What is “scientific”? I wonder if my friends and I see it the same way.
I was delighted by the first two paragraphs of Wendell Berry's letter published in October 22, 2015, issue of New York Review of Books (received in my p.o. box this morning) before I looked down to see his name, upon which my delight increased tenfold. Finishing his letter, I went on to read Edmund Phelps in what was billed as a reply, whereupon my delight vanished.
Berry's points, sufficiently clear that one need not possess a degree in economics to understand them, are that (1) agriculture is a huge part of the American economy and that (2) current industrial and chemical practices visited on the land are toxic and unsustainable. Nowhere in his so-called reply does Phelps address these points. Instead he leaps to a generalized defense of "modernity," as he defines it,dragging a string of red herrings across the path.
Phelps sees threats to free speech, in the university classroom and elsewhere. This is no answer to economists ignoring agriculture or to the current and widespread destructive practices of corporate-scale farming. And where is his evidence for the claim that free speech is "ever more limited"? Who in this country has been jailed recently for speech? What newspapers, magazines, and publishing houses have been shut down?
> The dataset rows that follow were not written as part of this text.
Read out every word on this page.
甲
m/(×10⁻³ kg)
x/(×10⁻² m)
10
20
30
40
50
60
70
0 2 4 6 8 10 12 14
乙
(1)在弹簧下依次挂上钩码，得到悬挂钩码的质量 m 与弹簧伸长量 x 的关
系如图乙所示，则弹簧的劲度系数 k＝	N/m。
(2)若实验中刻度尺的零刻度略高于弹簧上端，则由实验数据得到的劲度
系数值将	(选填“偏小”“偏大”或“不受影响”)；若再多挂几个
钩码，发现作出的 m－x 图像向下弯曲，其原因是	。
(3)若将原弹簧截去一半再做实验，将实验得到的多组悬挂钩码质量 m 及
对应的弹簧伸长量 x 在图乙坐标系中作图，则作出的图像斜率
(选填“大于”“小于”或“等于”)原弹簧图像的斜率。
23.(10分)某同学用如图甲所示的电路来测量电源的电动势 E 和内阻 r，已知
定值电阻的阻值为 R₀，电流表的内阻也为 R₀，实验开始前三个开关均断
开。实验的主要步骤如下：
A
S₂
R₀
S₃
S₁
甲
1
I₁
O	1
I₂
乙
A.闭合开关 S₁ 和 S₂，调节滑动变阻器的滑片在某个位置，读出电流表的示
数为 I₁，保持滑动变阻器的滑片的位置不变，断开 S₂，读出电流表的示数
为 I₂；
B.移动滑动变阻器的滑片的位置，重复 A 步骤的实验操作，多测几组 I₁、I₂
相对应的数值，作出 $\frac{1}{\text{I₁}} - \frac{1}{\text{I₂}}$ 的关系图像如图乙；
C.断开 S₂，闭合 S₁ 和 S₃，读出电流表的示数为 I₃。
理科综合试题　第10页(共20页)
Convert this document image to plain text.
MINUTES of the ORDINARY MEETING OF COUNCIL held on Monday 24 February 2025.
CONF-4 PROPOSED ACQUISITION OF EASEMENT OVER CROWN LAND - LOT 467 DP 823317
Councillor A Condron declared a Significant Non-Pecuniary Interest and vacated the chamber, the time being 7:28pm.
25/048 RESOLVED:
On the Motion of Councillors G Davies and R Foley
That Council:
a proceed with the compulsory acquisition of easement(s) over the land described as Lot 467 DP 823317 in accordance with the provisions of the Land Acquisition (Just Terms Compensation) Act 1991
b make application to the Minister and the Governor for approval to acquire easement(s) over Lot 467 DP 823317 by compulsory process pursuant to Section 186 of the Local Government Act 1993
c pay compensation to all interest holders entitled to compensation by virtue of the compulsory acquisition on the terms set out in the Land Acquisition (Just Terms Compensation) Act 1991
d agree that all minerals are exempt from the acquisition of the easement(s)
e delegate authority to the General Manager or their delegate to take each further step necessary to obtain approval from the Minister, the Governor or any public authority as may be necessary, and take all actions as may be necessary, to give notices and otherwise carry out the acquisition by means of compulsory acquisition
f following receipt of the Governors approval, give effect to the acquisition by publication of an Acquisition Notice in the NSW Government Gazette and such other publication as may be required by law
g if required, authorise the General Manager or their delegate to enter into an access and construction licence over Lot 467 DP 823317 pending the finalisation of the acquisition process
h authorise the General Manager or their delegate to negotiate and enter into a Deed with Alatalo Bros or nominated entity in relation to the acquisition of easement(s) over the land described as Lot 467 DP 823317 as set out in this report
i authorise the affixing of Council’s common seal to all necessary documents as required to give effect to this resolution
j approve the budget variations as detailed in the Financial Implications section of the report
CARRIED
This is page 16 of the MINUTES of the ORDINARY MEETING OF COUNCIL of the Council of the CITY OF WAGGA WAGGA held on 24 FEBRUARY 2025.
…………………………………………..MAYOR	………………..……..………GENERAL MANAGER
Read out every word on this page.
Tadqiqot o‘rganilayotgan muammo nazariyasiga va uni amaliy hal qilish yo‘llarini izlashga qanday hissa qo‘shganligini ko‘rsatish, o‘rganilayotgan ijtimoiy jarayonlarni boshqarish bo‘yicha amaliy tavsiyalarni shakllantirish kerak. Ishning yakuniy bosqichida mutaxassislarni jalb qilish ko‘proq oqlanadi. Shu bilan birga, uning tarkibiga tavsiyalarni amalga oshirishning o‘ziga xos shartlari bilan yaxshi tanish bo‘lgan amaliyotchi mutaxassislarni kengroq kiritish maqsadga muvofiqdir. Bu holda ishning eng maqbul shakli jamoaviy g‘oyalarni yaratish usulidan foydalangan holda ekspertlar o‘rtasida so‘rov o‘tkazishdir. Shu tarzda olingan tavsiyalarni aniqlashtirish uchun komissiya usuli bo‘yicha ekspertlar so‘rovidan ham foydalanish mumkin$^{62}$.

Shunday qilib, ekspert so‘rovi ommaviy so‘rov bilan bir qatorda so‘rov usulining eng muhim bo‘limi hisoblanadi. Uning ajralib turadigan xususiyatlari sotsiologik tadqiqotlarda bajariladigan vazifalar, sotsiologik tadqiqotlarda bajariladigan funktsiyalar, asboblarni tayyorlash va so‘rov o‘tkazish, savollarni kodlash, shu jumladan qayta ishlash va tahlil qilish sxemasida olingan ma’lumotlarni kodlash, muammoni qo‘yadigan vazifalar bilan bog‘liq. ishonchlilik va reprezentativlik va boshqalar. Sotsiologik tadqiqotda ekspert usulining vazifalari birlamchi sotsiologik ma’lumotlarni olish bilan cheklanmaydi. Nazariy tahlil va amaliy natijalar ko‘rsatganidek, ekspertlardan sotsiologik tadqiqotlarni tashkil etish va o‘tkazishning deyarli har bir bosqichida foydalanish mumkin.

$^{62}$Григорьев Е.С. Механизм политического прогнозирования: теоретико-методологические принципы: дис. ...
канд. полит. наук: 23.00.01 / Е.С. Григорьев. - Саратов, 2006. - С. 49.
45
As far as university classes go, administration guidelines to faculty probably have much more to do with the fact that higher education is now run more and more on a modern business model -- mustn't alienate "customers"! -- than with any fears of government censorship.
And does Phelps really find mandatory testing of new products an undesirable curb on ingenuity? Is this a scientific, "modern" view? Would he return us to the days of thalidomide on the market?
The general attitude of Phelps is one I have encountered before, often in individuals with backgrounds such as engineering. They seem to feel that whatever comes out of a laboratory is, by definition, "scientific" and, therefore, to be adopted without question. I find this view unscientific in the extreme. A more enlightened view of modern science is to recognize its necessary reliance on ceaseless experimentation and testing. Independent studies of agricultural practices point in a very different direction from corporate-subsidized studies. I recommend readers to the monthly magazine AcresUSA, "the voice of eco-agriculture," published since 1971.
If I were a cartoonist, I would draw a picture. Wendell Berry and the Acres people, along with all the organic farmers and CSA families I know, would be standing at the edge of a precipice, holding up big detour signs, while a river of lemmings, wearing t-shirts with slogans for GMOs, CAFOs, and agrichemicals would be running at them full-tilt, pushing them aside to leap to their doom. Sadly, if the lemmings succeed, the rest of us will not be left standing on the cliff but will be dragged along to our doom.
Surely, "the West's modern project" – that which Phelps takes himself to be defending against Wendell Berry and imaginary quashers of free speech -- can do better. All that's needed is objective and rigorous scrutiny of the evidence and a willingness to adapt. Is that not modern and scientific?
I posted the foregoing on Facebook, having modified somewhat a letter sent to NYRB editor. Facebook (for those few unacquainted with that bantering, slogan-ridden, wisecracking social media platform) does not generally offer high-level exchange of thought, but I did receive an insightful comment from one friend, who included this link. The bottom line is that as bad as things were before, they are worse since 1996 with the rollback of the Delaney Clause, a legislative protection in place since 1950 and now removed by Congress, with only one voice raised in protest. Read it and weep. For those who attention span has already been overtaxed, here are a few highlights:
"With the Delaney Clause dead on the floor of Congress, some 80 pesticides that were about to be outlawed as carcinogens will now remain in use. Call it the Dow-Monsanto bail-out bill, since these two companies make most of the chemical killers that were on the list to be banned."
“Chemicals go a long way in a small body,” Clinton said. He could have been more specific. The new law now ensures that when children eat strawberries, they will also be ingesting the deadly chemical residue left by benamyl, captan, and methyl bromide. The average apple and peach has eight different pesticides embedded in it. Grapes have six and celery five. Children get as much as 35 percent of their likely lifetime dose of such toxins by the time they are five."